This admirable character was not all written at the same time. The first sentence is from Clarendon’s Life, and the remainder from the History, where the date, ‘21 Nov. 1671’, is appended. 123, l. 15. Crumwells owne character,—in the debate in Parliament on carrying out the sentence of death, March 8, 1649. Clarendon had briefly described Cromwell’s speech: ’Cromwell, who had known him very well, spake so much good of him, and professed to have so much kindness and respect for him, that all men thought he was now safe, when he concluded, that his affection to the public so much weighed down his private friendship, that he could not but tell them, that the question was now, whether they would preserve the most bitter and the most implacable enemy they had’ (vol. iv, p. 506).
l. 22. He married in November 1626, Elizabeth, daughter of Sir Charles Morrison, of Cassiobury, Hertfordshire, and granddaughter of the first Viscount Campden.
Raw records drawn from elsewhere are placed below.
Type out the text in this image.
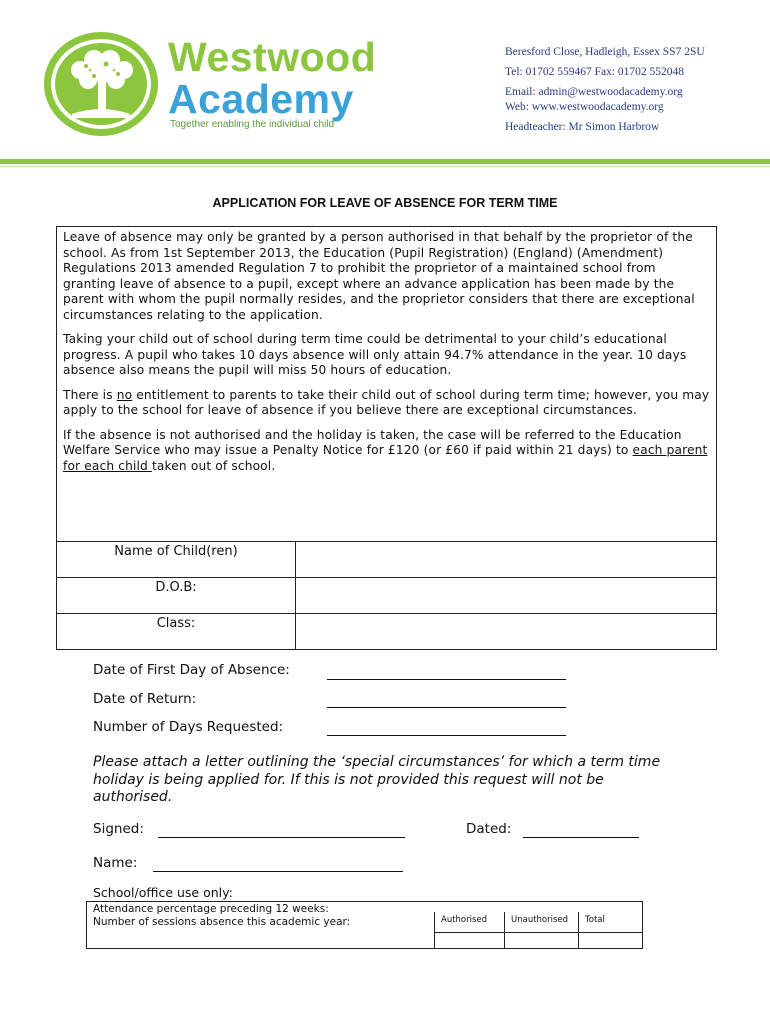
Westwood
Academy
Together enabling the individual child
Beresford Close, Hadleigh, Essex SS7 2SU
Tel: 01702 559467 Fax: 01702 552048
Email: admin@westwoodacademy.org
Web: www.westwoodacademy.org
Headteacher: Mr Simon Harbrow
APPLICATION FOR LEAVE OF ABSENCE FOR TERM TIME

Leave of absence may only be granted by a person authorised in that behalf by the proprietor of the school. As from 1st September 2013, the Education (Pupil Registration) (England) (Amendment) Regulations 2013 amended Regulation 7 to prohibit the proprietor of a maintained school from granting leave of absence to a pupil, except where an advance application has been made by the parent with whom the pupil normally resides, and the proprietor considers that there are exceptional circumstances relating to the application.

Taking your child out of school during term time could be detrimental to your child’s educational progress. A pupil who takes 10 days absence will only attain 94.7% attendance in the year. 10 days absence also means the pupil will miss 50 hours of education.

There is no entitlement to parents to take their child out of school during term time; however, you may apply to the school for leave of absence if you believe there are exceptional circumstances.

If the absence is not authorised and the holiday is taken, the case will be referred to the Education Welfare Service who may issue a Penalty Notice for £120 (or £60 if paid within 21 days) to each parent for each child taken out of school.

Name of Child(ren)	
D.O.B:	
Class:	
Date of First Day of Absence:
Date of Return:
Number of Days Requested:
Please attach a letter outlining the ‘special circumstances’ for which a term time holiday is being applied for. If this is not provided this request will not be authorised.
Signed:	Dated:
Name:
School/office use only:
Attendance percentage preceding 12 weeks:
Number of sessions absence this academic year:	Authorised	Unauthorised	Total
Their daughter Theodosia was the wife of the second Earl of Clarendon.
Page 124, l. 13. an indignity, probably a reference to Lord Hopton’s command of the army in the west; see vol. iv, p. 131.
32.
Clarendon, MS. Life, p. 273; History, Bk. VIII, ed. 1703, vol. ii, pp. 427-8; ed. Macray, vol. iii, pp. 443-5.
The four generals in this group are described on various occasions in the History. In this passage Clarendon sums up shortly what he says elsewhere, and presents a parallel somewhat in the manner of Plutarch.
Page 125, l. 23. Clarendon has a great passage in Book VII (vol. iii, pp. 224-6) on the value of Councils, even when the experience and wisdom of the councillors individually may not promise the right decisions. The passage is suggested by, and immediately follows, a short character of Prince Rupert.
Page 126, ll. 15, 16. Clarendon refers to the retreat of the Parliamentary Army at Lostwithiel, on August 31, 1644, when Essex embarked the foot at Fowey and escaped by sea, and Sir William Balfour broke away with the horse. In describing it, Clarendon says that ’the notice and orders came to Goring when he was in one of his jovial exercises; which he received with mirth, and slighting those who sent them, as men who took alarms too warmly; and he continued his delights till all the enemy’s horse were passed through his quarters, nor did then pursue them in any time’ (vol. iii, p. 403; cf. p. 391). But Goring’s horse was not so posted as to be able to check Balfour’s. See the article on Goring by C.H. Firth in the Dictionary of National Biography and S.R. Gardiner’s Civil War, 1893, vol. ii, pp. 13-17. Clarendon was misinformed; yet this error in detail does not impair the truth of the portrait.
33.
Clarendon, MS. History, pp. 447-8; History, Bk. VII, ed. 1704, vol. ii, pp. 204-6; ed. Macray, vol. iii, pp. 61-4.